What Must Be Shown Under North Carolina Law
Most slip-and-fall cases are built on negligence. That means you generally need to show the property owner (or the party responsible for the area) failed to use reasonable care, and that failure caused your injuries.
Key Requirements
- Duty: The responsible party must use reasonable care to keep the area reasonably safe for lawful visitors. In a rental setting, landlords also have specific duties to keep common areas safe (like shared stairs and walkways).
- Breach: You must show what they did wrong (for example, not addressing a known icy condition, not inspecting, not treating/clearing, or not warning when a hazard was not obvious).
- Causation: You must connect the fall to the fractures and ongoing symptoms using timing, medical documentation, and consistent history.
- Damages: You must prove the losses the fall caused—financial losses (bills, wages) and non-financial harm (pain, limitations, loss of normal activities).
Evidence That Commonly Helps
- Documents: Photos/video of the stairs and conditions, weather timing, maintenance logs (if available), written complaints/requests, and any written responses from management.
- People: Witnesses who saw the ice, saw the fall, or can confirm the condition existed long enough that it should have been addressed.
- Medical proof: EMS/ER records, imaging reports, follow-up notes, work restrictions, and documentation of ongoing limitations.
- Out-of-pocket costs: Receipts for medical supplies and paid help at home, plus a simple log explaining why each item was needed.
Common Defenses & Pitfalls
- Contributory negligence (big in NC): North Carolina generally follows a rule that can bar recovery if the defense proves your own negligence contributed to the fall. Common arguments include “the ice was obvious,” “you chose unsafe footwear,” or “you weren’t watching where you were going.” The defense has the burden to prove this type of fault defense.
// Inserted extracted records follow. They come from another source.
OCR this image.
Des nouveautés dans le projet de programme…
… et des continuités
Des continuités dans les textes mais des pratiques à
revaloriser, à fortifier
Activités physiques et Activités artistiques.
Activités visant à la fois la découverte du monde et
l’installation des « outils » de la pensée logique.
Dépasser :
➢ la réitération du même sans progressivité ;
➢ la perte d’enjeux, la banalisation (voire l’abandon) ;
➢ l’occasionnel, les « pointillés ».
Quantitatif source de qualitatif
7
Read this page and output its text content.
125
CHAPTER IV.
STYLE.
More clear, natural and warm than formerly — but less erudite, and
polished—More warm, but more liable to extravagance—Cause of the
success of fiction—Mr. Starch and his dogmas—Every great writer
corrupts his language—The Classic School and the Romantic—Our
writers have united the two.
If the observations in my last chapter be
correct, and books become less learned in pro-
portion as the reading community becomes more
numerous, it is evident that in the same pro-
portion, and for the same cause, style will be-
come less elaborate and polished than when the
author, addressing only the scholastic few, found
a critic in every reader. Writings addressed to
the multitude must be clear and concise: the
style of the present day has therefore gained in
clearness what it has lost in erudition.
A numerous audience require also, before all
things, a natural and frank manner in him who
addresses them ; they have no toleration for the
- “Open and obvious” hazard arguments: Property owners often argue they had no duty to warn about a danger you could have seen and avoided. Facts that explain why the hazard wasn’t reasonably avoidable (lighting, layout, necessity of using the stairs, lack of alternate route) can matter.
- Notice problems: In many premises cases, the fight is whether the owner/manager knew or should have known about the hazard in time to fix it. Evidence that the condition existed for a while, or that there were prior complaints, can be important.
- Documentation gaps: Delays in follow-up care or inconsistent descriptions of how the fall happened can be used to challenge the seriousness of injuries or whether the fall caused the ongoing symptoms.
How This Applies
Apply to the facts given: Icy, uncleared apartment stairs after a storm points to a common-area safety issue, and North Carolina law places a duty on landlords to keep common areas safe. The settlement value would usually turn on proof of (1) how long the ice was present and whether management had notice and a reasonable chance to address it, and (2) strong medical documentation tying the rib and vertebra fractures—and the ongoing pain and mobility limits—to the fall. The missing incident report does not end a claim, but it makes it even more important to preserve your own evidence (photos, witness names, written communications, and medical records).
What the Statutes Say (Optional)
- N.C. Gen. Stat. § 42-42 – Requires landlords to keep common areas in safe condition and address certain dangerous conditions within a reasonable time after notice/knowledge.
- N.C. Gen. Stat. § 1-52 – Provides a three-year limitations period that commonly applies to personal injury claims (deadlines can vary by claim type and defendant).
- N.C. Gen. Stat. § 1-139 – Places the burden of proving contributory negligence on the party asserting that defense.
Conclusion
In Durham slip-and-fall cases involving rib and vertebra fractures, settlement calculations usually come down to clear proof of negligence (including notice and reasonable opportunity to fix the hazard) and clear proof of damages (medical records, work impact, and day-to-day limitations). Because North Carolina’s contributory negligence rule can be case-changing, the details about what was visible, avoidable, and documented matter. One practical next step is to gather and preserve photos, witness information, and all medical and expense records while the timeline is still fresh.